Jean-Luc Dehaene ressuscité et Aitana Lopez inventée: l’intelligence artificielle en question 

© Capture d'écran de la vidéo de campagne.
Olivier Mouton
Olivier Mouton Chef news

Les utilisations de l’IA susciteront de plus en plus de débats. La preuve avec la dernière campagne du CD&V avec un Premier… mort, ainsi que par le succès d’influenceuses virtuelles. Qu’en pensez-vous? 

Le CD&V se réinvente, en invoquant le passé. Le parti chrétien-démocrate flamand démarre sa campagne électorale par une vidéo surprenante diffusée sur les réseaux sociaux. L’ancien Premier ministre Jean-Luc Dehaene, ressuscité, y intervient dans une interpellation générée par l’intelligence artificielle

“The beast is back”, entame-t-il. Les enjeux des élections de 2024 ne sont pas minces, “mais c’était aussi le cas dans mon temps”, avec la réforme de l’Etat et l’euro, “mais nous les avons résolus”. Une façon de vanter les vertus du compromis à la belge.

“Le CD&V a-t-il ouvert une brèche?” 

Forcément, la technique pose questions. Xavier Degraux, consultant,, formateur et conférencier, s’interroge sur LinkedIn: “Le CD&V a-t-il ouvert une brèche, en Belgique, en ressuscitant Jean-Luc Dehaene ? Sa vidéo générée par IA, qui aurait été validée par la famille Dehaene, est-elle éthique ? Respectueuse ? Dangereuse pour la démocratie ? D’autres partis belges vont-ils suivre ? Se dirige-t-on vers des élections belges et européennes “artificielles” (le parti chrétien avait déjà diffusés des vidéos générées par IA, mais de personnes vivantes) ? Faut-il réguler ce genre de communication (dans l’urgence) ? Les électeurs/rices sont-iels “prêt.e.s” ?”. 

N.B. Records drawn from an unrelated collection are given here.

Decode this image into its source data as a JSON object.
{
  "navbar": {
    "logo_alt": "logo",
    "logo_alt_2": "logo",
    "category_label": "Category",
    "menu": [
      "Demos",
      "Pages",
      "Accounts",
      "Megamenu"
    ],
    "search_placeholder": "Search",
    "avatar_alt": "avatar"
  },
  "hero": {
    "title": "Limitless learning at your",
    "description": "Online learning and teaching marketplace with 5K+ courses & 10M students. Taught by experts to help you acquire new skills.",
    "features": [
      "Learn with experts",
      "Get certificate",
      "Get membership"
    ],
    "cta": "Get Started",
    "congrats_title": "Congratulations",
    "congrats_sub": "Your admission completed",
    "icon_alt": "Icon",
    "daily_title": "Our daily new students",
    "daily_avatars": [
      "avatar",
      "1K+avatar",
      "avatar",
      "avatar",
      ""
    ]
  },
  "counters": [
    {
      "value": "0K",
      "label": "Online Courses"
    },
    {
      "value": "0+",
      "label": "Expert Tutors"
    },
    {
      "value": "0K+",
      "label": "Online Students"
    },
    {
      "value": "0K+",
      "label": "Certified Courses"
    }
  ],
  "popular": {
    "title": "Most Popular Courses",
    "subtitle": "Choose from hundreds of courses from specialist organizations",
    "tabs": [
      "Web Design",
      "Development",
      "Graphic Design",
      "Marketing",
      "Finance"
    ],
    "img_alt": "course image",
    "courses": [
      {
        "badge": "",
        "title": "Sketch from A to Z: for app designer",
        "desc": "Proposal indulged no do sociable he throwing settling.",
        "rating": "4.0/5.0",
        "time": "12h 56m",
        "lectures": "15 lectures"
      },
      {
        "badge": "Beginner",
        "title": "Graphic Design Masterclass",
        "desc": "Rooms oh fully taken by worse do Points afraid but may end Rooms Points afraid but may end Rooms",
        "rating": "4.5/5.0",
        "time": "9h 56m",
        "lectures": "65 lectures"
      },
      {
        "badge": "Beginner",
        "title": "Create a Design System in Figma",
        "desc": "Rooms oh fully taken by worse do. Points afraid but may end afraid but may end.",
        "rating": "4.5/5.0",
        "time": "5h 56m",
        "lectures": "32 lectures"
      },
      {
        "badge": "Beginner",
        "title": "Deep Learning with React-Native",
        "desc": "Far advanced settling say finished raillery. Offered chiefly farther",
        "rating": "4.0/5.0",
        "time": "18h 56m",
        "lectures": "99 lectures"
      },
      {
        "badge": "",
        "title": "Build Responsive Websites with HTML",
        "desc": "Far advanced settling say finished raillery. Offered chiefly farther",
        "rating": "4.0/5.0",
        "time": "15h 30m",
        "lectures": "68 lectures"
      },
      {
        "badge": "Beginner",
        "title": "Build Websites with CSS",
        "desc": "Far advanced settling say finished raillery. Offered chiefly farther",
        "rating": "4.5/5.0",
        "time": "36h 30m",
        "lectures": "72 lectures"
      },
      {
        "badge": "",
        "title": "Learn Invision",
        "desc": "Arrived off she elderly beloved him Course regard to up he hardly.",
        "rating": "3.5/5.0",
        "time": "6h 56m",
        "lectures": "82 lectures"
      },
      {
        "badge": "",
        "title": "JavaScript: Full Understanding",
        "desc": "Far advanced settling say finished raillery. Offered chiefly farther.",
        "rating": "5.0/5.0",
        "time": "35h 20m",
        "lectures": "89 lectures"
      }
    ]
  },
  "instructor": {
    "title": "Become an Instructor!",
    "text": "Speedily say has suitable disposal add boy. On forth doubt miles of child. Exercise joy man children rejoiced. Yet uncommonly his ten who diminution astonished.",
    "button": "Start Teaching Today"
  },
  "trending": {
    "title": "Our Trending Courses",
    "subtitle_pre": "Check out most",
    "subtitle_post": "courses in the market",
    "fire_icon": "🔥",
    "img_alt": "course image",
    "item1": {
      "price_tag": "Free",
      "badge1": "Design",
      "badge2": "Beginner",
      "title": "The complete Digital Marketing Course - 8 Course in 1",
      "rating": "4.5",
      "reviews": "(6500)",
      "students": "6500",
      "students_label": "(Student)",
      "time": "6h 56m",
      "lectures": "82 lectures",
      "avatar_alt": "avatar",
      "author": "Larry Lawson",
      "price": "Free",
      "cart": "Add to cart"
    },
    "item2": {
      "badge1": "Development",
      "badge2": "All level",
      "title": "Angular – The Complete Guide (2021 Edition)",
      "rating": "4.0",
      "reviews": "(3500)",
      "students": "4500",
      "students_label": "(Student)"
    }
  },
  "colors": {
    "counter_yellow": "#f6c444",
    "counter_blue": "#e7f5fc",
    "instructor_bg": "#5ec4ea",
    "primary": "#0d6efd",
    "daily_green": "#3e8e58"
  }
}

Les premières réactions sont partagées. “Ressusciter les morts, surtout ceux qui avaient du charisme et une grande popularité, c’est la voie ouverte vers la manipulation… Extrêmement malsain !!!!”, clame une voix.

Le plus important à mes yeux c’est que la famille ait été consultée et ait marqué son accord, rétorque un responsable marketing.. A partir de là, je ne vois pas le problème.” 

Toujours est-il que les réseaux sociaux risquent d’être rapidement noyés par de telles initiatives, qui ne partiront pas toujours d’une bonne intention. 

Des influenceuses qui n’existent pas

Laurent Carré, consulant marketing digital, pointe, lui, une autre évolution: l’invention pure et simple de personnages à des fins commerciales

Je vous présente Aitana Lopez et Anne Kerdi, écrit-il Deux influenceuses qui font beaucoup parler d’elle en ce moment. Aitana Lopez est un mannequin espagnol de 25 ans avec plus de 160 000 abonnés sur Instagram, gagnant plus de 10 000 euros par mois grâce à ses contenus payants disponibles sur les supports digitaux. Sauf qu’elle n’existe pas. Elle a été créée par une IA à l’initiative d’une agence de mannequin qui en avait marre d’avoir à gérer l’ego des vrais mannequins et influenceurs… 
 
Après les textes, les visuels et même les commentaires de posts, l’IA est donc dorénavant en mesure de créer des influenceurs virtuels… “Comme Anner Kerdi, prolonge-t-il, une jeune femme (au physique de mannequin) qui vante les charmes de la Bretagne sur son compte Instagram où elle pose en costume de bigoudène et met en avant les spécialités culinaires de la région ainsi que les principaux sites touristiques.” 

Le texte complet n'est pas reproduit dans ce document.